Drei Fragen und Antworten mit Timo Mertens
Drei Fragen und Antworten mit Timo Mertens

Timo Mertens ist "Head of ML and NLP Products" bei Grammarly.

Sprache lebt davon, dass man mit ihr spielt. Auch wenn es derzeit noch keine konkreten Pläne gibt, hatten Sie im ersten Interview angedeutet, ihr Tool auf mehr Sprachen als nur Englisch auszudehnen – gerade das Deutsche lädt zu Experimenten ein. Wie will Grammarly flexibel den dichtenden Texten keinen Riegel vorschieben?

Das ist eine gute Frage. Einige Ratschläge zum Schreiben gelten natürlich für so gut wie jede Situation, so zum Beispiel die korrekte Rechtschreibung oder Zeichensetzung. Aber einige andere Eigenschaften des Schreibens, wie etwa der Stil oder der Formalitätsgrad, hängen stark vom Kontext und der Situation ab – und noch mehr vom Ziel Ihrer Botschaft.

Grammarly verfügt über eine Funktion, mit der Benutzer Ziele für ihre Texte festlegen und so die Zielgruppe, den Formalitätsgrad sowie den Textbereich auswählen können, um maßgeschneiderte Schreibvorschläge zu erhalten. Es gibt sechs Optionen zur Auswahl: general, academic, business, email, creative und casual (allgemein, akademisch, geschäftlich, E-Mail, kreativ und zwanglos). Jede von ihnen beeinflusst die Art der Vorschläge, die der Benutzer erhält.

Was Ihre Fragen zu weniger formellen und kreativen Schreibstilen betrifft: Je nach Zielsetzung kann der Benutzer für seinen Text entweder den lockeren oder den kreativen Modus wählen. Der zwanglose Stil ist für informelle Texte gedacht, zum Beispiel für persönliche Mitteilungen. Das Programm ignoriert dann die meisten Stilfragen. So werden beispielsweise Abkürzungen, Passiv, informelle Pronomen und so weiter nicht hervorgehoben. Der kreative Schwerpunkt bietet den freizügigsten Stil. Er erkennt Grammatik-, Interpunktions- und Rechtschreibfehler, lässt aber auch Spielraum für diejenigen, die Grammatikregeln absichtlich verbiegen wollen, um bestimmte sprachliche Effekte zu erzielen.
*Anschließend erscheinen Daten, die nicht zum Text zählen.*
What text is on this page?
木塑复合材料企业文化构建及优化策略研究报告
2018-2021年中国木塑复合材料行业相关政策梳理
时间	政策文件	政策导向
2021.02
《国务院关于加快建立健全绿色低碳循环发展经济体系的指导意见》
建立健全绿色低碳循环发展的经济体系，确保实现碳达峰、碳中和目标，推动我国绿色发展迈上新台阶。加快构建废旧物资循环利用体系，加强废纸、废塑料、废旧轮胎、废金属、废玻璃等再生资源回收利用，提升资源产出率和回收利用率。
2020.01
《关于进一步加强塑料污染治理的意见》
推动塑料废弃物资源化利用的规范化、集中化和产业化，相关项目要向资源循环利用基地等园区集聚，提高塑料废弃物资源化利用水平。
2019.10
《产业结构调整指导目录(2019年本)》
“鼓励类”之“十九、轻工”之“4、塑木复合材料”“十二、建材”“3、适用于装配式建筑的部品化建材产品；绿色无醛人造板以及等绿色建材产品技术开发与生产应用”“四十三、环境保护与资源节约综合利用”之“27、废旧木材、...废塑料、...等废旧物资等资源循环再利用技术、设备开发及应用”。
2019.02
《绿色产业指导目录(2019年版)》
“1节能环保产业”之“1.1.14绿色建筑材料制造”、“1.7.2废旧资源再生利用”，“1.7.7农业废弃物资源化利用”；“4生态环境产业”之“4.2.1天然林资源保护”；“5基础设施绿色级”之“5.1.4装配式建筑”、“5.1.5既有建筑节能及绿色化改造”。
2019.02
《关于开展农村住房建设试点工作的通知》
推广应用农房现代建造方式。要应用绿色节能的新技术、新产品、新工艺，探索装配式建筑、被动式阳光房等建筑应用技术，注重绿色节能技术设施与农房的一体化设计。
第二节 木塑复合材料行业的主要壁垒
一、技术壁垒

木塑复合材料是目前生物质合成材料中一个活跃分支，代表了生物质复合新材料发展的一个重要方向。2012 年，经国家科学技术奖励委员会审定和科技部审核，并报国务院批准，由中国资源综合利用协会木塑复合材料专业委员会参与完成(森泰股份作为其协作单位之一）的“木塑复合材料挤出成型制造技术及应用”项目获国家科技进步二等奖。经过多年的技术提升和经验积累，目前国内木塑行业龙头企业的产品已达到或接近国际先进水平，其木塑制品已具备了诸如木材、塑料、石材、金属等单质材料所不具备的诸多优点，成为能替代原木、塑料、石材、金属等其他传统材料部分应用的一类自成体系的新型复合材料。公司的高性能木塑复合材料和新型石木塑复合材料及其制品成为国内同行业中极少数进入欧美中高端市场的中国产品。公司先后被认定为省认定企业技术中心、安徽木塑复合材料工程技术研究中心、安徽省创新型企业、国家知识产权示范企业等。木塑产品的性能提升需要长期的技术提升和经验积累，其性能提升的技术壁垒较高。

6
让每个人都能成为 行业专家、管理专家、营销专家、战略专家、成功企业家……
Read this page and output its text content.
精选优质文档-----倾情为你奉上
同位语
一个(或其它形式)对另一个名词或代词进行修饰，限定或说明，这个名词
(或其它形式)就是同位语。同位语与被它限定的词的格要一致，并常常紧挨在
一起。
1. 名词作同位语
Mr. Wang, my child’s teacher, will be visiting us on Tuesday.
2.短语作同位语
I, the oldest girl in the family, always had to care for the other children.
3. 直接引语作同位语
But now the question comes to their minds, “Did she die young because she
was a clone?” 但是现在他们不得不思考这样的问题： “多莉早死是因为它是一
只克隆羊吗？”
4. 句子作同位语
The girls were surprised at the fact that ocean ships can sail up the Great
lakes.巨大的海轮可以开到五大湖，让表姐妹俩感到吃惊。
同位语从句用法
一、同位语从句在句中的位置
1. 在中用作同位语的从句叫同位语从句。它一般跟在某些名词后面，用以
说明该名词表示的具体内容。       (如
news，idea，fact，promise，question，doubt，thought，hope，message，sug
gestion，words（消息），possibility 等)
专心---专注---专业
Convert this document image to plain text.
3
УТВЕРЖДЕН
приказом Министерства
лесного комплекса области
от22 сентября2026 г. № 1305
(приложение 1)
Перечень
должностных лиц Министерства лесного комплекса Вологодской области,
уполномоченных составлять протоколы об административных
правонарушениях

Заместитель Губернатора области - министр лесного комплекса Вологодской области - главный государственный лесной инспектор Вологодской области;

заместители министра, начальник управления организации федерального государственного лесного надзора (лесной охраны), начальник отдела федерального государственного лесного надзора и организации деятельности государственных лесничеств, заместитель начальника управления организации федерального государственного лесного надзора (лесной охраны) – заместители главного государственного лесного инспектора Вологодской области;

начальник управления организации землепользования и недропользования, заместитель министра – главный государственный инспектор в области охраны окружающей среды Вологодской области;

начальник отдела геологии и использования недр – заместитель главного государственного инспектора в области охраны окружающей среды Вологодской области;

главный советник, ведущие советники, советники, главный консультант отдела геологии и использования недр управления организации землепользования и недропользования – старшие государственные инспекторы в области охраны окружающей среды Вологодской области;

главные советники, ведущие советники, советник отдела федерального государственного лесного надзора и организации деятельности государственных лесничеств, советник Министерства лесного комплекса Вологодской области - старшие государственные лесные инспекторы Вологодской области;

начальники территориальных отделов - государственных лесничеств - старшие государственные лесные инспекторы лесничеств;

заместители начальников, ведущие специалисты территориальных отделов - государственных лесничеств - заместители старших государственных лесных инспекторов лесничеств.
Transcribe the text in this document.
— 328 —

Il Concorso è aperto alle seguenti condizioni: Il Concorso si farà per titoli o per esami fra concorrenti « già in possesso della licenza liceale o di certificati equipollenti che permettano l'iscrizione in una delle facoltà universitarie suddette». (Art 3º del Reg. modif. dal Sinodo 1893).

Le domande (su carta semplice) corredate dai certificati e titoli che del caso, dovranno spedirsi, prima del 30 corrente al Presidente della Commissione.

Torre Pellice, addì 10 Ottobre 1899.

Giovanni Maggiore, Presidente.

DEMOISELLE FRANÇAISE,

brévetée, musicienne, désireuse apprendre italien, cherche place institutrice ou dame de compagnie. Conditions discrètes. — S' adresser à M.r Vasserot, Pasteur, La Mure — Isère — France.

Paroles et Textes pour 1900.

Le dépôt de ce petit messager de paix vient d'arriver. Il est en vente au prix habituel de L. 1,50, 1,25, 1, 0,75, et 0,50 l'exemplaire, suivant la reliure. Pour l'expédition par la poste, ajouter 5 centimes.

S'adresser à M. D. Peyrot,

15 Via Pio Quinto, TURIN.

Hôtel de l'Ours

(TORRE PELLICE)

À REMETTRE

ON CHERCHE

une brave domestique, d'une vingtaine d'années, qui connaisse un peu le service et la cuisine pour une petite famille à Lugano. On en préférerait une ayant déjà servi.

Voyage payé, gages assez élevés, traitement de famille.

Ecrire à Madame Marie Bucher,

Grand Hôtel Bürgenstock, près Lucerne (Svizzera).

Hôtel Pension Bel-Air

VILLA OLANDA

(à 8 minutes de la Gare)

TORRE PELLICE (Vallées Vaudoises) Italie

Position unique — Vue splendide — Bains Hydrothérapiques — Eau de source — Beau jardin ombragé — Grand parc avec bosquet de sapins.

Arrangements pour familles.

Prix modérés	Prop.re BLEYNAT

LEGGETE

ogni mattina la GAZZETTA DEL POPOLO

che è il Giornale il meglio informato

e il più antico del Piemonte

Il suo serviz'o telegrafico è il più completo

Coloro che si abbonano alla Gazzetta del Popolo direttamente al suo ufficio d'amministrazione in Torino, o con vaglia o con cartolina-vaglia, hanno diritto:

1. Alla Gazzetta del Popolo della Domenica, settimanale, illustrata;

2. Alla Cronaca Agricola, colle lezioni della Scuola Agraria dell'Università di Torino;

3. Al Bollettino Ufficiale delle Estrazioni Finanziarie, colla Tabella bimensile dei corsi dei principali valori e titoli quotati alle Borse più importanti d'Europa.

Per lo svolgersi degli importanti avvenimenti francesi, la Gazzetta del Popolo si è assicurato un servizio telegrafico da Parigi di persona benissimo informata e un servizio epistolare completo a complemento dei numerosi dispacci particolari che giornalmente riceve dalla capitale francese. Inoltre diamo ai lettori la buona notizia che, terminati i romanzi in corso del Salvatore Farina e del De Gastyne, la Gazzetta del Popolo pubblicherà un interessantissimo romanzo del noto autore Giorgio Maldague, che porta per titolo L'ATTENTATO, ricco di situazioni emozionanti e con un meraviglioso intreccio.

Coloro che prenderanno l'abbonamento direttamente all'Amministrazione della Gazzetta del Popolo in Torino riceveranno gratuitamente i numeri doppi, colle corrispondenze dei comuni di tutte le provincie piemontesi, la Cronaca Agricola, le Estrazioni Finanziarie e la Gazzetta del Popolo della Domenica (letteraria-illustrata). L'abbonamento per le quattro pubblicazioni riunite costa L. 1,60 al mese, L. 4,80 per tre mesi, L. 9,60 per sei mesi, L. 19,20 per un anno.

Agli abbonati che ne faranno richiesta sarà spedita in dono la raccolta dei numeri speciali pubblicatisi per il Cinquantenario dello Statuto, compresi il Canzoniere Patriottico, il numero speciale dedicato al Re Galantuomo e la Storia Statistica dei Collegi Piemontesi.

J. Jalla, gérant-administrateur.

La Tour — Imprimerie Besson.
Im kreativen Bereich werden Satzfragmente, fehlende Subjekte oder Verben, wortreiche Sätze, umgangssprachliche Wendungen, unvollständige Vergleiche und so weiter nicht gekennzeichnet.

Grammarly ist eine Schreibassistenz-Software. Das bedeutet, dass sie Usern dabei hilft, das eigene Schreiben in englischer Sprache in jeglicher Hinsicht zu optimieren. Das Ziel ist, menschliche Fähigkeiten zu erweitern und nicht, den Menschen zu ersetzen. Daher sind die Vorschläge des Programms immer nur Optionen, die man in Betracht ziehen kann – keine erzwungenen Vorschriften.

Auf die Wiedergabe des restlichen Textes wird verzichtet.